Fallen firefighter rescued with style
A Tahoe-Douglas firefighter was in good company when he suffered serious injuries in a backpacking accident.
Joseph Anderson, 45, was on a fishing trip with three other off-duty firefighters, all trained as paramedics, when he slipped Monday night while climbing down from Mud Flat, one of his favorite fishing spots. He fell 30 feet and broke three ribs, a hip, his pelvis, his right knee, and possibly his wrist.
Todd Moss, Dave Hekhuis and Tim Allison are the firefighters who were with Anderson.
“They didn’t witness the fall,” said Tahoe-Douglas Assistant Fire Chief Bruce Van Cleemput. “They heard it. They assessed his injuries … and decided to send one guy for help and he ran five miles to a cabin to get 911 notified.”
The accident happened at Sayles Canyon, a wilderness area five miles south of Sierra-at-Tahoe. About 24 rescue workers from Lake Valley Fire Protection District, El Dorado County Sheriff’s Search and Rescue Unit and Lake Tahoe Ambulance reached Anderson around 10:45 p.m., nearly four hours after Anderson fell.
Because it would have been very painful for him to be carried several miles out of the treacherous area, rescuers called for a helicopter. But it was dark and helicopters owned by Cal Star and Careflight could not see well enough to land.
Because of the severity of Anderson’s condition, a helicopter with night vision, a Black Hawk operated by the Nevada National Guard, was called to the scene.

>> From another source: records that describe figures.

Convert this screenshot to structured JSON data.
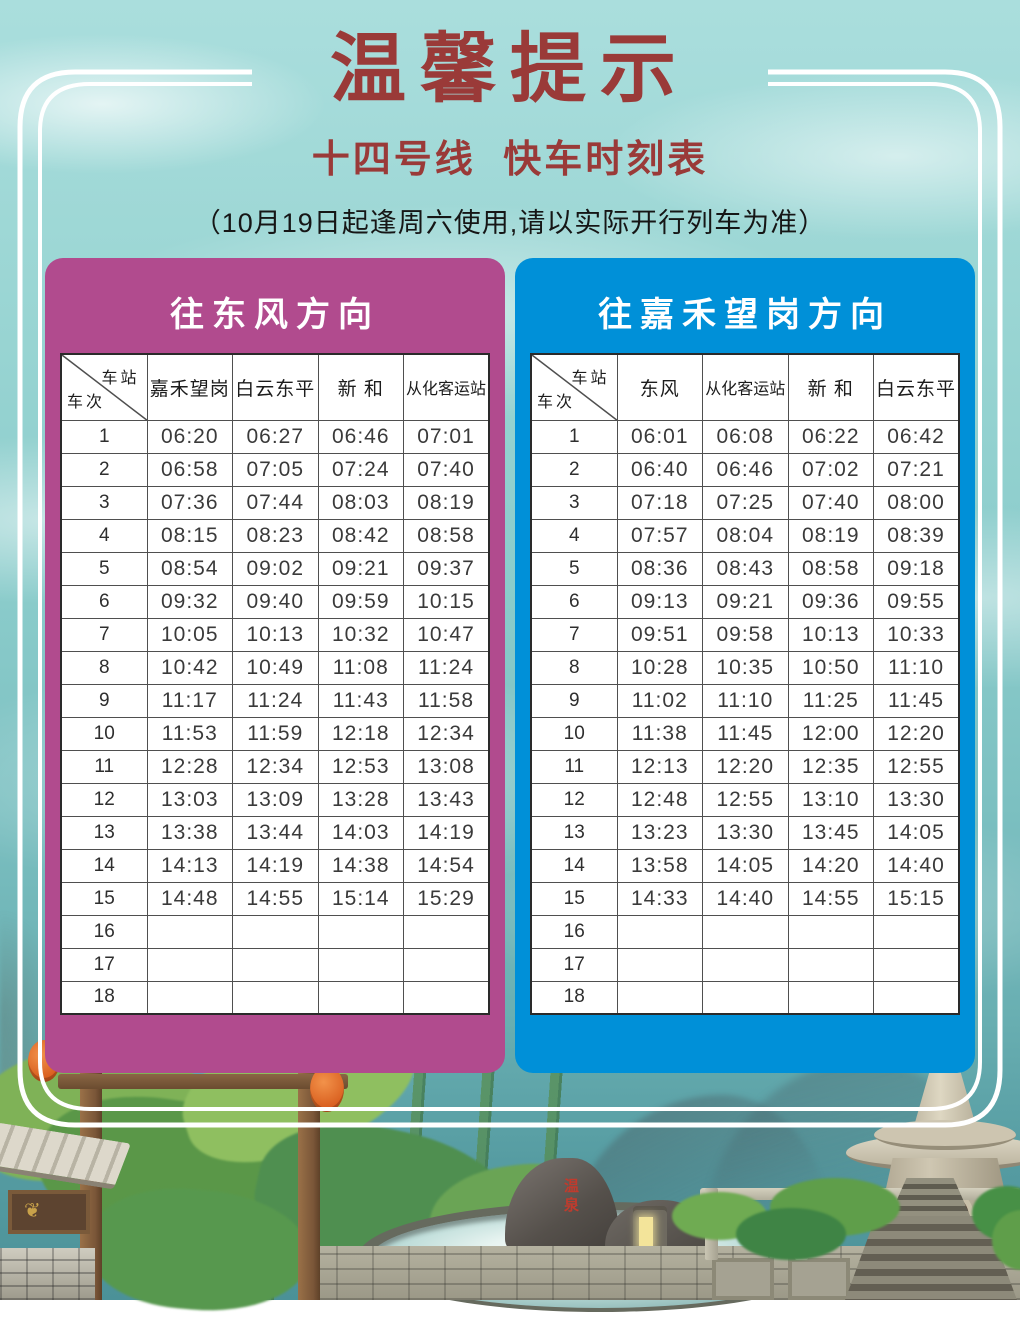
{
  "title": "温馨提示",
  "subtitle": "十四号线 快车时刻表",
  "note": "（10月19日起逢周六使用,请以实际开行列车为准）",
  "colors": {
    "title_red": "#9a3a38",
    "left_panel": "#b14b8e",
    "right_panel": "#0090d8",
    "sky": "#8bcccb"
  },
  "corner_header": {
    "top": "车站",
    "bottom": "车次"
  },
  "illustration": {
    "rock_text": "温泉"
  },
  "tables": [
    {
      "direction": "往东风方向",
      "stations": [
        "嘉禾望岗",
        "白云东平",
        "新 和",
        "从化客运站"
      ],
      "rows": [
        [
          "1",
          "06:20",
          "06:27",
          "06:46",
          "07:01"
        ],
        [
          "2",
          "06:58",
          "07:05",
          "07:24",
          "07:40"
        ],
        [
          "3",
          "07:36",
          "07:44",
          "08:03",
          "08:19"
        ],
        [
          "4",
          "08:15",
          "08:23",
          "08:42",
          "08:58"
        ],
        [
          "5",
          "08:54",
          "09:02",
          "09:21",
          "09:37"
        ],
        [
          "6",
          "09:32",
          "09:40",
          "09:59",
          "10:15"
        ],
        [
          "7",
          "10:05",
          "10:13",
          "10:32",
          "10:47"
        ],
        [
          "8",
          "10:42",
          "10:49",
          "11:08",
          "11:24"
        ],
        [
          "9",
          "11:17",
          "11:24",
          "11:43",
          "11:58"
        ],
        [
          "10",
          "11:53",
          "11:59",
          "12:18",
          "12:34"
        ],
        [
          "11",
          "12:28",
          "12:34",
          "12:53",
          "13:08"
        ],
        [
          "12",
          "13:03",
          "13:09",
          "13:28",
          "13:43"
        ],
        [
          "13",
          "13:38",
          "13:44",
          "14:03",
          "14:19"
        ],
        [
          "14",
          "14:13",
          "14:19",
          "14:38",
          "14:54"
        ],
        [
          "15",
          "14:48",
          "14:55",
          "15:14",
          "15:29"
        ],
        [
          "16",
          "",
          "",
          "",
          ""
        ],
        [
          "17",
          "",
          "",
          "",
          ""
        ],
        [
          "18",
          "",
          "",
          "",
          ""
        ]
      ]
    },
    {
      "direction": "往嘉禾望岗方向",
      "stations": [
        "东风",
        "从化客运站",
        "新 和",
        "白云东平"
      ],
      "rows": [
        [
          "1",
          "06:01",
          "06:08",
          "06:22",
          "06:42"
        ],
        [
          "2",
          "06:40",
          "06:46",
          "07:02",
          "07:21"
        ],
        [
          "3",
          "07:18",
          "07:25",
          "07:40",
          "08:00"
        ],
        [
          "4",
          "07:57",
          "08:04",
          "08:19",
          "08:39"
        ],
        [
          "5",
          "08:36",
          "08:43",
          "08:58",
          "09:18"
        ],
        [
          "6",
          "09:13",
          "09:21",
          "09:36",
          "09:55"
        ],
        [
          "7",
          "09:51",
          "09:58",
          "10:13",
          "10:33"
        ],
        [
          "8",
          "10:28",
          "10:35",
          "10:50",
          "11:10"
        ],
        [
          "9",
          "11:02",
          "11:10",
          "11:25",
          "11:45"
        ],
        [
          "10",
          "11:38",
          "11:45",
          "12:00",
          "12:20"
        ],
        [
          "11",
          "12:13",
          "12:20",
          "12:35",
          "12:55"
        ],
        [
          "12",
          "12:48",
          "12:55",
          "13:10",
          "13:30"
        ],
        [
          "13",
          "13:23",
          "13:30",
          "13:45",
          "14:05"
        ],
        [
          "14",
          "13:58",
          "14:05",
          "14:20",
          "14:40"
        ],
        [
          "15",
          "14:33",
          "14:40",
          "14:55",
          "15:15"
        ],
        [
          "16",
          "",
          "",
          "",
          ""
        ],
        [
          "17",
          "",
          "",
          "",
          ""
        ],
        [
          "18",
          "",
          "",
          "",
          ""
        ]
      ]
    }
  ]
}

It landed around 3:30 a.m. Tuesday at Round Meadows, an area near a trailhead that leads to Sayles Canyon, and flew Anderson to Lake Tahoe Airport. There he was airlifted to Washoe Medical Center where Tuesday he was listed in satisfactory condition.
Anderson, who has worked at Tahoe-Douglas since 1987, has eight children ranging in age from 3 to 19. His wife, Lauren, rushed from their Meyers home and hiked alongside rescuers to be with her husband.
“When I went out there I thought he was dying and I wanted to be there before anything happened,” she said. “Then I heard from a radio that he was stable and I knew that was good.”
She said her husband was in a lot of pain, but was nauseous and afraid to take medication because of his ribs. Lauren said she finally convinced him to take some medicine.
“We’re just glad he is alive and I think he will fully recover,” she said. “He has to have some orthopedic work down and have a couple of operations, but he should be OK. The helicopter saved him a lot of pain.”